Ltpstress.611.output1 --- corresponding to stress. Part1, some output information of the test command
Ltpstress.611.output2 --- corresponding to stress. Part2, some output information of the test command
Ltpstress.611.output3 --- corresponding to stress. Part3, some output information of the test command

Average CPU usage: Sar-u-F ltpstress. Data
Average memory usage: Sar-r-F ltpstress. Data

Fail analysis:
Ltpstress. Log filters all fail to obtain the complete testcase of all fail.
The method is as follows: Use sort to sort fail items and use uniq to exclude repeated items and output them to a file:
Grep fail ltpstress. Log | sort | uniq> failcase.txt

In this case, the failcase.txt is the names of all fail testcase. Analyze the cause of case failure and draw a conclusion: whether it is a configuration problem or a stability problem (failure or success ). And add the statement to failcase.txt for ease of viewing.

9. Software operation process

1. Download the source code package

Development Board
Tar zxzf ltp-full-20050608.tgz
CD ltp-full-20050608
Make cross_compile = mipsel-Linux -;
Make install cross_compile = mipsel-Linux -;
Copy to/root directory of the Hard Disk File System

PC
Tar zxzf ltp-full-20050608.tgz
CD ltp-full-20050608
Make;
Make install;
Note: The ltp-full-20050608 must be the same path as on the Development Board, that is, under the/root directory

2. Test Run

Initial test
./Runltp-P-l/tmp/resultlog.20061222-D/tmp-O/tmp/ltpscreen.20061222-T 24 h

Stress Testing
./Ltpstress. Sh-M 35-s-t 72 h //-M: indicates that genload is constantly allocating and releasing 35 m memory,
-S: Use the SAR tool to record
-T: Test Time
3. Result Analysis
By default

CD/tmp
Sar-u-F ltpstress. Data // average CPU utilization
Sar-r-F ltpstress. Data // average memory usage
Grep fail ltpstress. log | sort | uniq> failcase.txt // Failure Analysis

Calculate the success rate

Stress Testing Reference results (DVR)
The test tool is ltpstress. the test cases are executed in parallel and serial mode.
Time 24 h
Average CPU usage: 99.99% (users: 33.21% systems: 66.78%)
Memory average utilization: 68%
Success rate: 96.17%
No serious system faults

10. Summary

High kernel code coverage.
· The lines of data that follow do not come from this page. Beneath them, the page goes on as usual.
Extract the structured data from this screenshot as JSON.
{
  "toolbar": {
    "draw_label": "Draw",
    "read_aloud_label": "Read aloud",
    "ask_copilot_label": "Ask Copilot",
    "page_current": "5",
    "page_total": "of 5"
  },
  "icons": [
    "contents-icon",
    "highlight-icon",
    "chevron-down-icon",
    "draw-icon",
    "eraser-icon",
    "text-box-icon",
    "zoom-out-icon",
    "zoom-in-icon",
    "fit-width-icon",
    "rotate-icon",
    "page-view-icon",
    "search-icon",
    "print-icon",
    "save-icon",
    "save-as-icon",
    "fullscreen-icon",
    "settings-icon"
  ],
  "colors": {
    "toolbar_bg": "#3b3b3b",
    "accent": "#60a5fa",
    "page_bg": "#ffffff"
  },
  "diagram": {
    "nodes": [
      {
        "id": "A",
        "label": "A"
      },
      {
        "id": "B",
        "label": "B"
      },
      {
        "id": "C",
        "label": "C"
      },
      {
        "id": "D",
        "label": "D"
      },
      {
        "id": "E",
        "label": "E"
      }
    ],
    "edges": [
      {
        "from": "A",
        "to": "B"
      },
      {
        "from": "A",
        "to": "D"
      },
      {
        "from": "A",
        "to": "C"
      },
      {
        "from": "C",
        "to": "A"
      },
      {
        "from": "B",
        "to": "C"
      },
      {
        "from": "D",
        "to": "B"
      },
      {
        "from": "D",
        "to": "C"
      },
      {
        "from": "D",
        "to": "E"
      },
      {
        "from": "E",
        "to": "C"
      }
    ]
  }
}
A small number of kernel running failures imply an increase in the reliability of the Linux kernel. However, the integrity of these test cases still needs to be analyzed and enhanced, if kernel developers and testers are diligent in submitting test defects they have discovered, this suite can help reduce regression defects found in Linux.